I think Fujitsu is targeting a pretty general type supercomputer design with its Post-K CPU, basically something huge that is flexible enough to deal with all sorts of different HPC problems.
> Aaron Spink (aaronspink.delete@this.notearthlink.net) on January 24, 2017 7:20 am wrote:
>
> > Well the TB+ DRAM if you followed the thread was supposed to be total system memory and
> > pointing out that phone/tablet SOCs don't have ecc on memory, which would be a problem.
>
> It's definitely nice to have ECC on DRAM, just as it is on servers. And phone SoCs don't
> have the interconnect you would want either - so it (almost certainly) isn't going to be
> an unmodified phone SoC. But it can be something quite closely related to parts of a phone
> SoC/server SoC.
>
> > As far as memory per node goes, general ratios you see are
> > in the 1 GB of memory per 20 GFLOPs of performance
> > modulo some baseline memory overhead requirements (aka if you are only doing 1 GFLOP, you probably sill
> > need 1GB of memory...) So a 2 TFLOP node (DP) will likely require ~100GB of memory or so.
>
> That's a circular argument. For a machine which can deals with a wide variety of problems,
> it's reasonable. For a more specialized machine, it can be huge overkill. For example,
> a GTX 1080 w/ 9TFLOPS single-precision and 8GB, for a ratio of 1GB to 1125GFLOPS, which is
> about 56x away from your figure. Or consider dedicated bitcoin-mining rigs, which have a
> whole bunch of parallel-hashing ASICs and no DRAM (and in that case a fairly
> trivial interconnect such as a single USB link up to a master machine).
>
> So you're assuming it's a machine which can handle the same kinds of problems as a big cluster
> of Xeon-based nodes, and then you're criticizing the ARM-based chips for not having
> the same capabilities as Xeons. But this is a more specialized architecture optimized
> to give better price-performance on a narrow subset of problems. There'd be no
> point if it was the same - being different is what makes it interesting.
>
> > Also, the networking at 10k nodes get very expensive, you aren't going to do that for $100 per
> > node. A 48 port 10G switch will set you back 5k+ easy and you are going to need a lot of them,
> > a whole whole lot of them depending on topology.
>
> Again, you're making assumptions about what the network has to look like, and your assumptions
> are based on being able to run a wide variety of applications, some of which
> have a high ratio of communication/compute.
>
> This kind of system would probably look very different: first, it would have a large number
> of nodes on each board, e.g. 16 or 32 nodes, possibly with some cheap local interconnect
> (e.g. PCIe switch chips). PCIe can also go between boards in a rack, within reason.

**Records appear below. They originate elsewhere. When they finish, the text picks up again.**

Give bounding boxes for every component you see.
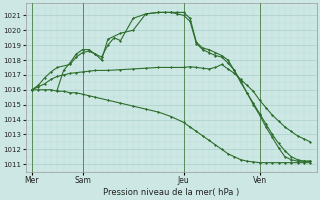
X-axis label: Pression niveau de la mer( hPa ): Pression niveau de la mer( hPa ) (103, 188, 239, 197)
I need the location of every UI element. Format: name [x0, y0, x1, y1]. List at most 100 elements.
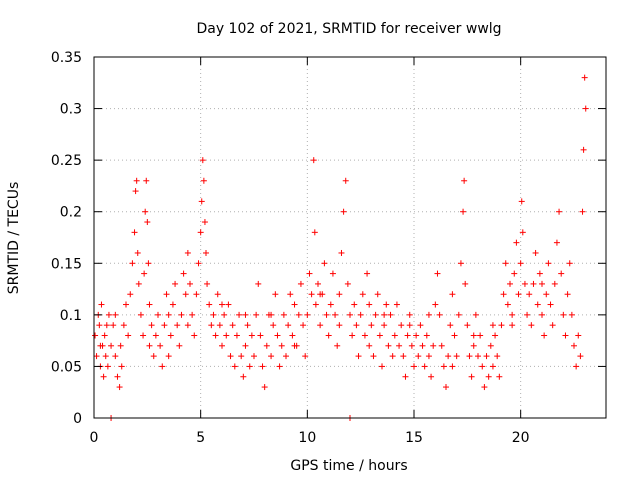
data-point [336, 291, 343, 298]
data-point [165, 311, 172, 318]
data-point [470, 332, 477, 339]
data-point [127, 291, 134, 298]
data-point [204, 280, 211, 287]
data-point [117, 342, 124, 349]
data-point [165, 353, 172, 360]
data-point [468, 373, 475, 380]
data-point [396, 342, 403, 349]
data-point [311, 229, 318, 236]
data-point [494, 353, 501, 360]
data-point [383, 301, 390, 308]
data-point [549, 322, 556, 329]
data-point [157, 342, 164, 349]
data-point [140, 332, 147, 339]
data-point [118, 363, 125, 370]
data-point [110, 322, 117, 329]
data-point [524, 311, 531, 318]
data-point [496, 373, 503, 380]
y-tick-label: 0.05 [51, 359, 82, 375]
data-point [502, 260, 509, 267]
data-point [225, 301, 232, 308]
data-point [438, 342, 445, 349]
data-point [276, 363, 283, 370]
data-point [102, 353, 109, 360]
data-point [142, 208, 149, 215]
data-point [315, 280, 321, 287]
data-point [219, 342, 225, 349]
data-point [137, 311, 144, 318]
data-point [283, 353, 289, 360]
data-point [472, 311, 479, 318]
data-point [342, 177, 349, 184]
data-point [231, 363, 238, 370]
data-point [216, 322, 223, 329]
data-point [145, 260, 152, 267]
data-point [295, 311, 302, 318]
data-point [161, 322, 168, 329]
data-point [289, 332, 296, 339]
data-point [163, 291, 170, 298]
data-point [308, 291, 315, 298]
y-tick-label: 0.3 [60, 102, 82, 118]
data-point [470, 342, 477, 349]
data-point [184, 249, 191, 256]
data-point [112, 311, 119, 318]
data-point [492, 332, 499, 339]
data-point [347, 311, 353, 318]
data-point [387, 311, 394, 318]
data-point [280, 311, 287, 318]
data-point [434, 270, 441, 277]
data-point [547, 301, 554, 308]
data-point [417, 322, 424, 329]
y-tick-label: 0.2 [60, 205, 82, 221]
data-point [116, 384, 123, 391]
data-point [210, 311, 217, 318]
data-point [528, 322, 535, 329]
data-point [291, 301, 298, 308]
data-point [259, 363, 266, 370]
data-point [556, 208, 563, 215]
data-point [507, 280, 513, 287]
data-point [368, 322, 375, 329]
data-point [144, 219, 151, 226]
data-point [246, 363, 253, 370]
data-point [359, 291, 366, 298]
data-point [257, 332, 264, 339]
data-point [310, 157, 317, 164]
y-tick-label: 0.25 [51, 153, 82, 169]
data-point [92, 332, 99, 339]
data-point [500, 291, 507, 298]
data-point [579, 208, 586, 215]
data-point [449, 363, 456, 370]
data-point [329, 270, 336, 277]
data-point [132, 188, 139, 195]
data-point [430, 342, 437, 349]
data-point [577, 353, 584, 360]
data-point [381, 311, 388, 318]
data-point [208, 322, 215, 329]
data-point [526, 291, 533, 298]
data-point [419, 342, 426, 349]
data-point [571, 342, 577, 349]
data-point [236, 311, 243, 318]
data-point [261, 384, 268, 391]
y-tick-label: 0.1 [60, 308, 82, 324]
data-point [355, 353, 362, 360]
data-point [101, 332, 108, 339]
data-point [104, 363, 111, 370]
data-point [255, 280, 262, 287]
data-point [148, 322, 155, 329]
data-point [240, 373, 247, 380]
data-point [253, 311, 260, 318]
data-point [389, 353, 396, 360]
data-point [553, 239, 560, 246]
data-point [93, 353, 100, 360]
data-point [391, 332, 398, 339]
data-point [511, 270, 518, 277]
data-point [103, 322, 110, 329]
axis-ticks: 0 0.05 0.1 0.15 0.2 0.25 0.3 0.35 0 5 10 15 20 [51, 50, 606, 446]
data-point [518, 198, 525, 205]
data-point [238, 353, 245, 360]
data-point [251, 353, 257, 360]
data-point [413, 332, 420, 339]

> But maybe you only target applications with sufficiently low communication/compute that
> 2 x 10Gbit out of a 4U box, or between racks, is enough.
>
> > 100 48p 40g switches at 10-20k per. Total would be ~$2-3M for the switches. Most supercomputers
> > end up spending roughly the same on networking as they do on the nodes.
>
> Right, but the point of this is to build a system optimized for particular problems
> which don't need everything that a rackful-of-Xeon's give you.
>
> *If* you assume that you need an expensive interconnect, then the argument for using
> unorthodox high-throughput-per-dollar or high-throughput-per-watt cpu's goes away.
> So unorthodox cpu's are appropriate *only* for systems which also have an unorthodox
> (cheaper, lower-bandwidth) interconnect *and* cheaper (fewer GB per TFLOPS) DRAM.
> Which in turn means that it only works well for a subset of applications,
> but if CFD is what you need and it works for CFD, then it's all good.
I think Fujitsu is targeting a pretty general type supercomputer design with its Post-K CPU, basically something huge that is flexible enough to deal with all sorts of different HPC problems.